What I find most astonishing is the immediate expression of support for the bill that came from the Association of American Publishers, and this sentence in particular:

The Research Works Act will prohibit federal agencies from unauthorized free public dissemination of journal articles that report on research which, to some degree, has been federally-funded but is produced and published by private sector publishers receiving no such funding.

I am stunned by the audacity of the claim that research articles are “produced” by private sector publishers!  I think the producers of these works are sitting at desks and labs scattered around my campus, and thousands of other college and university campuses.  They are not paid by publishers either to do the research or to write their articles.  And I do not believe that the journals that publish those articles actually add any copyrightable expression to what has been written and revised by our faculty members.  If they do, the scholarly authors have a right to complain, since such additions without the author’s cooperation would compromise the integrity of the scholarly record.

We cannot say it often enough.  The intellectual work for scholarly publications is done by academics, not publishers.  They own the copyright in those works up until they are asked to transfer it to the publisher as a condition of publication.

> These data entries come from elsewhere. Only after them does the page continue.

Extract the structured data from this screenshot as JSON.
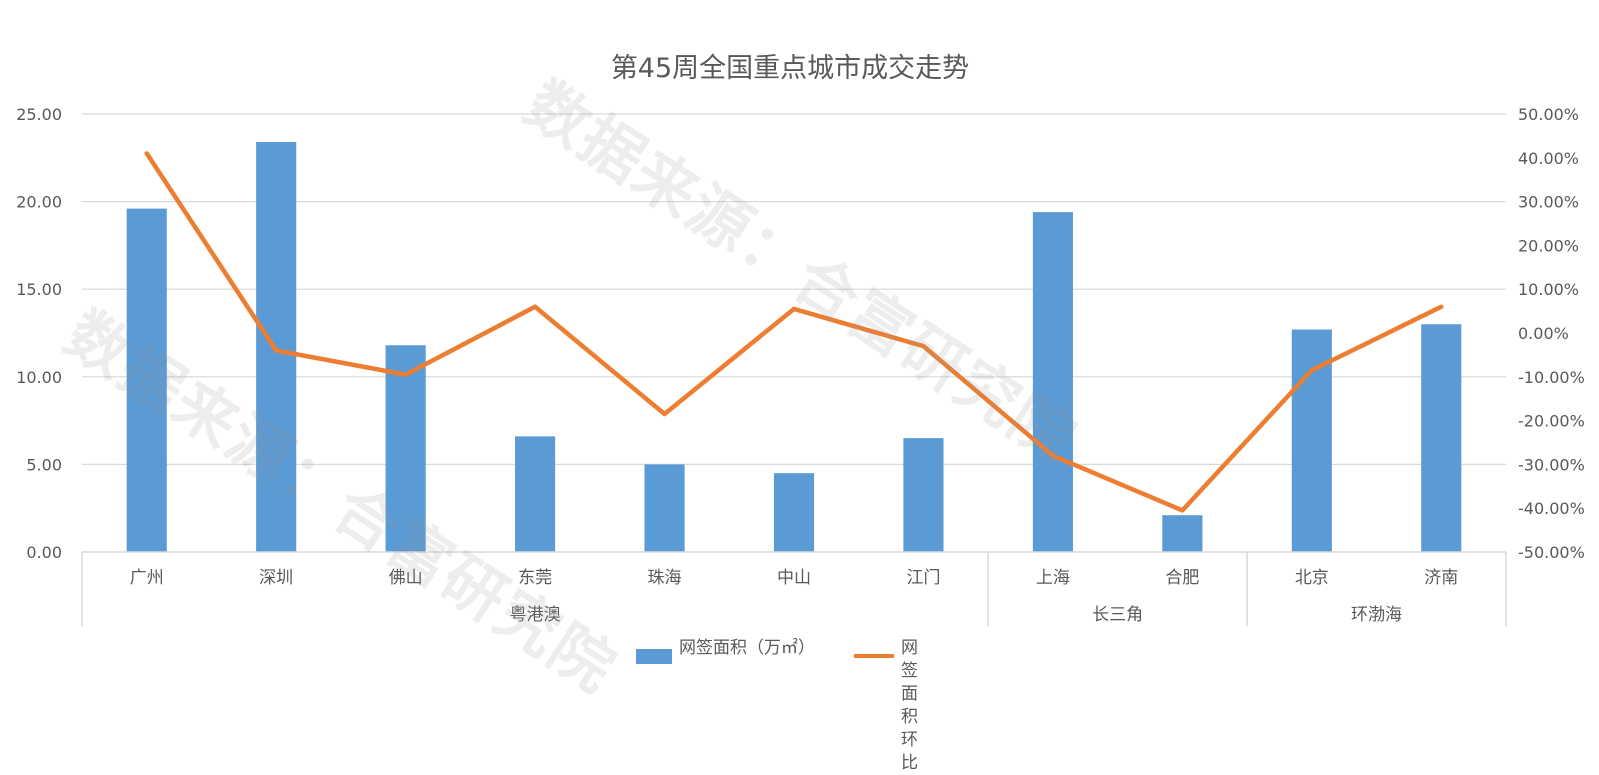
{
  "chart_data": {
    "type": "bar",
    "title": "第45周全国重点城市成交走势",
    "categories": [
      "广州",
      "深圳",
      "佛山",
      "东莞",
      "珠海",
      "中山",
      "江门",
      "上海",
      "合肥",
      "北京",
      "济南"
    ],
    "groups": [
      {
        "label": "粤港澳",
        "count": 7
      },
      {
        "label": "长三角",
        "count": 2
      },
      {
        "label": "环渤海",
        "count": 2
      }
    ],
    "series": [
      {
        "name": "网签面积（万㎡）",
        "type": "bar",
        "axis": "left",
        "values": [
          19.6,
          23.4,
          11.8,
          6.6,
          5.0,
          4.5,
          6.5,
          19.4,
          2.1,
          12.7,
          13.0
        ]
      },
      {
        "name": "网签面积环比",
        "type": "line",
        "axis": "right",
        "values": [
          41.0,
          -4.0,
          -9.5,
          6.0,
          -18.5,
          5.5,
          -3.0,
          -28.0,
          -40.5,
          -8.5,
          6.0
        ]
      }
    ],
    "y_left": {
      "min": 0,
      "max": 25,
      "ticks": [
        "0.00",
        "5.00",
        "10.00",
        "15.00",
        "20.00",
        "25.00"
      ]
    },
    "y_right": {
      "min": -50,
      "max": 50,
      "ticks": [
        "-50.00%",
        "-40.00%",
        "-30.00%",
        "-20.00%",
        "-10.00%",
        "0.00%",
        "10.00%",
        "20.00%",
        "30.00%",
        "40.00%",
        "50.00%"
      ]
    },
    "grid": true,
    "legend_position": "bottom",
    "colors": {
      "bar": "#5b9bd5",
      "line": "#ed7d31",
      "grid": "#d9d9d9",
      "text": "#595959"
    }
  },
  "watermark": {
    "text": "数据来源：合富研究院"
  },
  "legend": {
    "bar_label": "网签面积（万㎡）",
    "line_label_1": "网签面积",
    "line_label_2": "环比"
  }
}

And if publishers persist in interfering with that copyright ownership and insisting that scholars cannot take advantage of the tremendous opportunities that digital technologies offer, the solution is to stop giving them those copyrights.

16 thoughts on “Breaking technology”

  1. [This is a re-send because the URL in the first version did not survive the posting process]

    Hi Kevin: I posted an excerpt from your post, with a link, to Google+ [http://goo.gl/Y2w2v], where it’s receiving good support and reshares.

  2. Kevin — This post is “right on the money.” — If this sort of thing hadn’t already happened in the music industry, I might have a bit more sympathy for litigious publishers trying to preserve a business model clearly out of date.

  3. The Publishing Industry, should have jumped inmediatly into the ebook bussiness, since they are in the book bussiness themselves. They didn’t so they shouldn’t complain afterwards. If I wanted to invest in this new technology but decided not to, and then 10 years later I’m missing out on millions of dollars, well then thats my fault.

  4. Kevin — This post is “right on the money.” — If this sort of thing hadn’t already happened in the music industry, I might have a bit more sympathy for litigious publishers trying to preserve a business model clearly out of date.